The whole pig, including trotters, bones and connective tissue. All of contain high levels of collagen. These are boiled to form nutrient-rich broths and stews. Collagen makes broths and stews thick and smooth. It was found that it can extract collagen from thick soup and use it as an ingredient. Eventually this became into aspic, a delicious jelly, leading to the creation of all kinds of delicacies found in cuisines all over the world.
The production process of pork collagen
Porcine collagen is a rich in nutrients substance. It is a group of natural proteins found in pork, especially in the flesh and connective tissues. For food or nutritional purposes, collagen is broken down into gelatin, which can be further broken down into hydrolyzed collagen. Hydrolyzed collagen is a polypeptide complex made from denatured collagen or gelatin after further hydrolysis and molecular weight.
In the hydrolysate, the peptide bonds of the gelatin molecule are partially hydrolyzed, which intentionally reduces the molecular mass and molecular size. This will dissolve the porcine collagen in cold water not gel, but it still have surface active characteristics. The process of machining porcine collagen have demineralization, extraction of collagen into gelatin, enzymatic hydrolysis to obtain hydrolyzed collagen, ion exchange, filtration, evaporation, sterilization and final drying. However, research focused on the development of the hydrolyzed collagen process is still limited.
Since collagen is denatured to gelatin at high temperatures, the extraction procedure must be performed at 4°C, whether on ice or in a cold storage room. The general procedure for collagen extraction involves first obtaining a tissue specific to the type of collagen desired. Then clean these paper towels by rinsing in water to remove all traces of dirt. Subsequently, the fat and connective tissue are trimmed and the hair is removed. Next, the tissue is cut and put in a dilute sodium acetate solution to eliminate all soluble non-collagen proteins and polysaccharides.

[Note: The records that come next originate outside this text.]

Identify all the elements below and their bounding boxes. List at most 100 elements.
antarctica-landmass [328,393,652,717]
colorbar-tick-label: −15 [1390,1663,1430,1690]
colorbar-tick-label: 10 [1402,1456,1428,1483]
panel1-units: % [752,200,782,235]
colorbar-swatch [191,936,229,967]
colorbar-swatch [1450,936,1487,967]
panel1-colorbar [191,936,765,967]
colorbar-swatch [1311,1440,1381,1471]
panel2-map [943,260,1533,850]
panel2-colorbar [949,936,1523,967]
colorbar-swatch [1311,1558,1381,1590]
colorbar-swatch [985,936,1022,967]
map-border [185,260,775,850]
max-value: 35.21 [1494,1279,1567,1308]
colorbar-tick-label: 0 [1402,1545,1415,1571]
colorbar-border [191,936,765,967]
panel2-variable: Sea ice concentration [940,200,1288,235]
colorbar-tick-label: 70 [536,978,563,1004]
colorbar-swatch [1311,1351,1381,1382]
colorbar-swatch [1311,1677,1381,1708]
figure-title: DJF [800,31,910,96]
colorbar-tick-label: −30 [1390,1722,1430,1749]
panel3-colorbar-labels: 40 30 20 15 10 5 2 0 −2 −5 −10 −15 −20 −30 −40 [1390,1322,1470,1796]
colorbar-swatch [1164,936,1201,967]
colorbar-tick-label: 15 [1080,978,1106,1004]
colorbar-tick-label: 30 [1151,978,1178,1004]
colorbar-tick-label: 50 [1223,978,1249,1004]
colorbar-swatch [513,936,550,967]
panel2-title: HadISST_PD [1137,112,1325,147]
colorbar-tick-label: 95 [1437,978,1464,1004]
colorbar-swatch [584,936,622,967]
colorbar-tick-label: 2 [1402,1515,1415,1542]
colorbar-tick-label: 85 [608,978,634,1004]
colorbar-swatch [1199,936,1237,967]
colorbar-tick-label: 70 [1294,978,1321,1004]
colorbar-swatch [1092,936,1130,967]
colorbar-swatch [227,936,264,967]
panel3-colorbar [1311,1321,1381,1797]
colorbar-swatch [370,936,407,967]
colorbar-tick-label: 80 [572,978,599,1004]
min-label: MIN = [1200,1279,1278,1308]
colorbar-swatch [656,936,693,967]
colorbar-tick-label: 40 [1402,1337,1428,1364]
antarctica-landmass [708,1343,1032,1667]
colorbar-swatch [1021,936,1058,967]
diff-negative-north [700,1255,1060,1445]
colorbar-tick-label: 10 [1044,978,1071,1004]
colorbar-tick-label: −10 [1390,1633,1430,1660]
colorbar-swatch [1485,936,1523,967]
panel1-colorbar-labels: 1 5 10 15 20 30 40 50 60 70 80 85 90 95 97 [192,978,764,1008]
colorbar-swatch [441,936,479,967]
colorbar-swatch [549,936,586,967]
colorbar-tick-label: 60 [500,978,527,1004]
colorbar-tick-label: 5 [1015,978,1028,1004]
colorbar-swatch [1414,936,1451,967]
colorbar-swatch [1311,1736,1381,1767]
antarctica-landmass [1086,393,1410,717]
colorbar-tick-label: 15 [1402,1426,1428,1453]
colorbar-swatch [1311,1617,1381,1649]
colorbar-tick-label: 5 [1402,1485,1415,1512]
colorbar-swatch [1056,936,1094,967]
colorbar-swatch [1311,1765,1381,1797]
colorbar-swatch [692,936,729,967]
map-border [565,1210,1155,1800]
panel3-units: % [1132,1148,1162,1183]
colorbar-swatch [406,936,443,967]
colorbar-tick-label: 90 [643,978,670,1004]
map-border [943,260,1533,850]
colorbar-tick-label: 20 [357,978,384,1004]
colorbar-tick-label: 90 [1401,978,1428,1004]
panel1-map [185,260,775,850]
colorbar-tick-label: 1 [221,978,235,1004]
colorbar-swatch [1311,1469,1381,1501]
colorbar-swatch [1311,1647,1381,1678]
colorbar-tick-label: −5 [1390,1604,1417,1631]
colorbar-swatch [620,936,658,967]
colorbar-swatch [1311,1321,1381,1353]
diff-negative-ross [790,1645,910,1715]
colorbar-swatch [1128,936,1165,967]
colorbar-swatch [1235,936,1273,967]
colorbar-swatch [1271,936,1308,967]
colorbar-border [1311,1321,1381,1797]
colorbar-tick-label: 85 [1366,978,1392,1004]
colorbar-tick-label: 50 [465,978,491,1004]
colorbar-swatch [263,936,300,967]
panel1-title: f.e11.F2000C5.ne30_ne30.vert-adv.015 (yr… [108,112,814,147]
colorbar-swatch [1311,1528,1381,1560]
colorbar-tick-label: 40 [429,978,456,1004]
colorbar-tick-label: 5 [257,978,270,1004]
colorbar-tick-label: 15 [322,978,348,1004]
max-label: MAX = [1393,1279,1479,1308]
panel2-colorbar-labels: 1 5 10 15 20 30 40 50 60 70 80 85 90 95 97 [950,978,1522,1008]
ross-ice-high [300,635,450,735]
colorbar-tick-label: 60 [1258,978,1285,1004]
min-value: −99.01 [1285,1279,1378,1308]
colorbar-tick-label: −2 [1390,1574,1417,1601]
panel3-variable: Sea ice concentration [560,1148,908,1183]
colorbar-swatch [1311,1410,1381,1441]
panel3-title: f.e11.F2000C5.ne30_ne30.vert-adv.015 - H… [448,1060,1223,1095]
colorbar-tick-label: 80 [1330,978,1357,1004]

Discard the supernatant and rinse the remaining sodium acetate from the tissue. The sample is then freeze-dried and then re-dissolved in acetic acid, which will only dissolve the collagen. Since the supernatant now contains the crude collagen solution, it must be dialyzed for further purification. Depending on the starting material, the obtained collagen solution will be a mixture of different types of collagen. Since the entire extraction process may take up to a month, it needs to be optimized to reduce the time spent. In order to achieve a shorter extraction procedure. Greatly shorten the time required for each step. Since the collagen extraction protocol is based on the solubility of collagen in various solvents, this protocol can be applied to all types of collagen.
In order to obtain different types of collagen, different starting materials must be used. Animal skins and tendons can be used. Because the content of these collagens in the tissues is very small. In addition, the purified collagen is expensive due to the cumbersome extraction process and intensive purification procedures. If clinically relevant amounts are required, this can make collagen very expensive. In addition, the collagen extraction methods of different companies are different, resulting in significant differences in the mechanical and chemical properties of the collagen, resulting in undesirable batch-to-batch differences.